そんなある日、監督をしていた大学の春季合宿に参加し、学生たちと汗を流していた夜、合宿場まではめったに連絡をしない妻から、電話を受けた。「合宿が済み、帰ってからでも、と思っていたのですが……」。不動産屋から連絡が入り、ちょうど条件に合う物件が見つかったので、奥さんだけでもよいから見に来てくださいと言われ一人で見に行ったとのこと。「どうする?」と聞かれ、値段も何も聞かずに、直感で「すぐに手付けをしてくれ」と物件も確認せず家内に伝えると、「そういうだろうと思っていました。不動産屋さんには押さえておくように伝えます」との返事が返ってきた。合宿から帰りワクワクしながら物件を見に行くと、誠実な担当の方に安心し、物件にも満足し、すぐに契約に入った。

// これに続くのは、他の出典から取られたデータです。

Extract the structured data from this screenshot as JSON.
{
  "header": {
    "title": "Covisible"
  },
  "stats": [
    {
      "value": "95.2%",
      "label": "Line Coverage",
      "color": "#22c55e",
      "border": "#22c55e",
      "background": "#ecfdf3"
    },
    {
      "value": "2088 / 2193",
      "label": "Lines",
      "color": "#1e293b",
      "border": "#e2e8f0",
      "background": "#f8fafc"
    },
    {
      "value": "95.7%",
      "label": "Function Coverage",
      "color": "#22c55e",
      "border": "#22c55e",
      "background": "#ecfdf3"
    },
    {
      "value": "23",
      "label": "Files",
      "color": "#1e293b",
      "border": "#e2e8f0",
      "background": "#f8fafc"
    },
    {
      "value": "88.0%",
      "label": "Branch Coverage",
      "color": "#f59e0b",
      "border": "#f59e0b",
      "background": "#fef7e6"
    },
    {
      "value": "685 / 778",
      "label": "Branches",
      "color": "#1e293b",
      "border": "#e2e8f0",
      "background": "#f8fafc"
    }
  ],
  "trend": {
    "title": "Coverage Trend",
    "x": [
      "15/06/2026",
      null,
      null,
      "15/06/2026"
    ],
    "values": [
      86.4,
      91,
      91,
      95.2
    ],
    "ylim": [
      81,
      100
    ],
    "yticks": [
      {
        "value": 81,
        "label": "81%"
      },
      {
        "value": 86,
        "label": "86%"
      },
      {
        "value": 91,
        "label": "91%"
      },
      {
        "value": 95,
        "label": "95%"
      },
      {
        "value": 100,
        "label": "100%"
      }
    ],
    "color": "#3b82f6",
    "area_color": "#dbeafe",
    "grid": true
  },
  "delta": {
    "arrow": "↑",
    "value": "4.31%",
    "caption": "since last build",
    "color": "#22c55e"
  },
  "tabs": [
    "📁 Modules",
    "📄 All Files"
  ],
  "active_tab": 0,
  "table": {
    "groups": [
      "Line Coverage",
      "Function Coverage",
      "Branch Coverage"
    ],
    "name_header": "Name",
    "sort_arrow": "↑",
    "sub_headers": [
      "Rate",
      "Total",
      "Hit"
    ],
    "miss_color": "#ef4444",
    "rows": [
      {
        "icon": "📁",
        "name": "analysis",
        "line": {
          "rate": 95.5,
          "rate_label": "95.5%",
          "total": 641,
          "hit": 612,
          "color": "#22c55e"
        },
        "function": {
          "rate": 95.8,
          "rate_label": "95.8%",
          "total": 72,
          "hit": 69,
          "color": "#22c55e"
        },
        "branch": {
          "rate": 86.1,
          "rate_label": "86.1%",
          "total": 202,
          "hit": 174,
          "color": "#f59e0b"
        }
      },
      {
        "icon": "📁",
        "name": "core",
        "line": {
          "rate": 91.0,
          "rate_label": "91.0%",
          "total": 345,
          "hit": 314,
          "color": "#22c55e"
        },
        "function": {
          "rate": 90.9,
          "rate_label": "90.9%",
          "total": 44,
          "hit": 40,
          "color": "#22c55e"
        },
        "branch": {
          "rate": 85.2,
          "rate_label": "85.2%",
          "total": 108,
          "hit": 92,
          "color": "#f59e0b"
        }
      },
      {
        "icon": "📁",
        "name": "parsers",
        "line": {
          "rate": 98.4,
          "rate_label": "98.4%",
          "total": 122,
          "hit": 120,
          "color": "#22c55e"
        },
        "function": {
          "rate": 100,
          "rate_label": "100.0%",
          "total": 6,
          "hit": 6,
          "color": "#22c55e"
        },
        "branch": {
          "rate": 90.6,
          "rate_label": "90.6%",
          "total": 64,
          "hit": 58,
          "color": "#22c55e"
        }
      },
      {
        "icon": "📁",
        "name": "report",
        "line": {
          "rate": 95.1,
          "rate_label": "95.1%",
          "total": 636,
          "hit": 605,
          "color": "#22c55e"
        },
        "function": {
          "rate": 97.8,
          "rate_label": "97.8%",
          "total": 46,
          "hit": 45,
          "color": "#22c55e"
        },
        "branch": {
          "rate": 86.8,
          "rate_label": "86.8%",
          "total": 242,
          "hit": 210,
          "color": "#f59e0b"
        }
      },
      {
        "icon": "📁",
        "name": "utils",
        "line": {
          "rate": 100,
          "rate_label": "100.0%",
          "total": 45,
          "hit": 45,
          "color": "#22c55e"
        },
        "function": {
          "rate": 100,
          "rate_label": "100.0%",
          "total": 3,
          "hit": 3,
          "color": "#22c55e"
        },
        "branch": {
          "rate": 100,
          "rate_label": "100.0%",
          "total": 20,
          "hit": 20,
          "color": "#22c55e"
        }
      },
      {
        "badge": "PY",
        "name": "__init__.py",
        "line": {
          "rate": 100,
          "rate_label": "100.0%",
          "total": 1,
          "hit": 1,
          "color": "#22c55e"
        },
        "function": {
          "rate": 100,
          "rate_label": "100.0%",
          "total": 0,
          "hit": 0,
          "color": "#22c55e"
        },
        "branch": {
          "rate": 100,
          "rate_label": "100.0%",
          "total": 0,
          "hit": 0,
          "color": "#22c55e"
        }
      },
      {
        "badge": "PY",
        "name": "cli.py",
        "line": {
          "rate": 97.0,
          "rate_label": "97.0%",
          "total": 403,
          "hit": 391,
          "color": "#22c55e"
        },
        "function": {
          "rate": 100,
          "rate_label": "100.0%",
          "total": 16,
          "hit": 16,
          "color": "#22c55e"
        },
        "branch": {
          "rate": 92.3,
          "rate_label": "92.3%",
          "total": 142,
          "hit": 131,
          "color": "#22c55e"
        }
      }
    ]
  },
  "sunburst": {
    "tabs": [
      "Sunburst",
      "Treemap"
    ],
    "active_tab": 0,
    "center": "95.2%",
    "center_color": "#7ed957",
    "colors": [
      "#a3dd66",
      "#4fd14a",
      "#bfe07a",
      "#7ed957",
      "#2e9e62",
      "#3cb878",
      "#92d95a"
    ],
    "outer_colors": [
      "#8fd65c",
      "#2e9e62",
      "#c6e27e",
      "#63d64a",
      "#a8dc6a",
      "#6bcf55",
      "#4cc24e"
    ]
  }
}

自分の収入と値段を比べれば、とても手が出る物件ではないが、迷うこともなく決断の後押しをしてくれたのは妻であり、その後の家計をやりくりしてくれているのも妻である(今でも頭が上がらない)。

それから12年間、少しずつ活用してきて、今では大阪白鷺道院として、全ての儀式、行事、易筋行を18坪の道院で押し合い圧し合いしながら、楽しく充実した活動をしている。

ここ数年「組織機構改革」が宗由貴総裁の不退転の決意、覚悟の下大きく動き出し、道院長一人ひとりが、自分の志を確かめながら家族、門下生、有縁の人たちを巻き込み、本気で取り組んでいる。この機構改革を成し遂げなければ、宗教法人金剛禅総本山少林寺は足元から崩れていく。皆、頭では理解していることだがせっぱ詰まらなければ本気で取り組まない。覚悟を決め、前に踏み出す勇気はなかなかできない。「覚悟」という字は「さとる」を二つ重ねて読ませている。人生を明らかにし、一歩踏み出す覚悟。そして、一生のうち、人生を左右するほどの決断、皆、頭では分かっていること。

さて私の近況は、いまだに上がらぬ頭の上から、妻は「あなたの道楽にこの家を買ったのですから、しっかり働いてローンを完済してくださいね」……ごもっともです。小遣いが少ないという愚痴を聞き流されつつ少し覚悟が甘かったかも、の自己反省。でも、今日も下の道院で拳士たちの声が聞こえる。用事を済ませて、道衣に着替えて、さあ鎮魂行。